Conventional rocket engines burn propellant in a slow, subsonic flame at roughly constant pressure. An RDRE instead sustains one or more detonation waves that race around a ring-shaped chamber thousands of times per second — combustion that is supersonic and produces a rise in pressure rather than a loss.
That pressure-gain cycle is thermodynamically more efficient, letting a smaller, simpler engine deliver more thrust from the same propellants.
Pressure-gain combustion raises the theoretical performance ceiling above conventional constant-pressure engines.
The detonation does the work of a long combustor, shrinking the chamber and reducing part count and mass.
Stable operation across a wide throttle and mixture range makes it a flexible core for upper stages and boost.

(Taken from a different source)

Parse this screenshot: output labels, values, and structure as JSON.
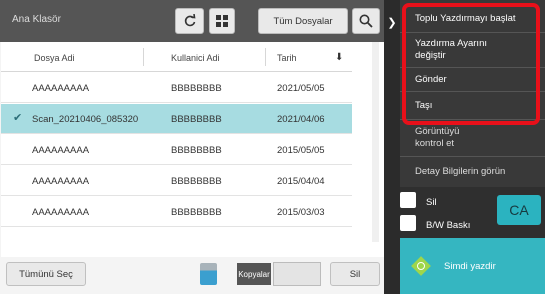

GTL has worked on rotating detonation rocket engines since early Air Force Research Laboratory (AFRL)-funded efforts, in which GTL designed and modeled liquid-injection RDE concepts and completed preliminary hardware designs.
Under a follow-on DARPA Phase II SBIR, GTL is finalizing, fabricating, and hot-fire testing those designs at the University of Tennessee Space Institute (UTSI) — complementing RDE work at AFRL, NASA, and elsewhere. Pressure-gain combustion of this kind can raise combustor efficiency by up to roughly 10%.
The engines are developed alongside GTL's lightweight cryogenic composites and the Nautilus launch vehicle — pairing a more efficient combustion cycle with the ultralight structures that make its performance count.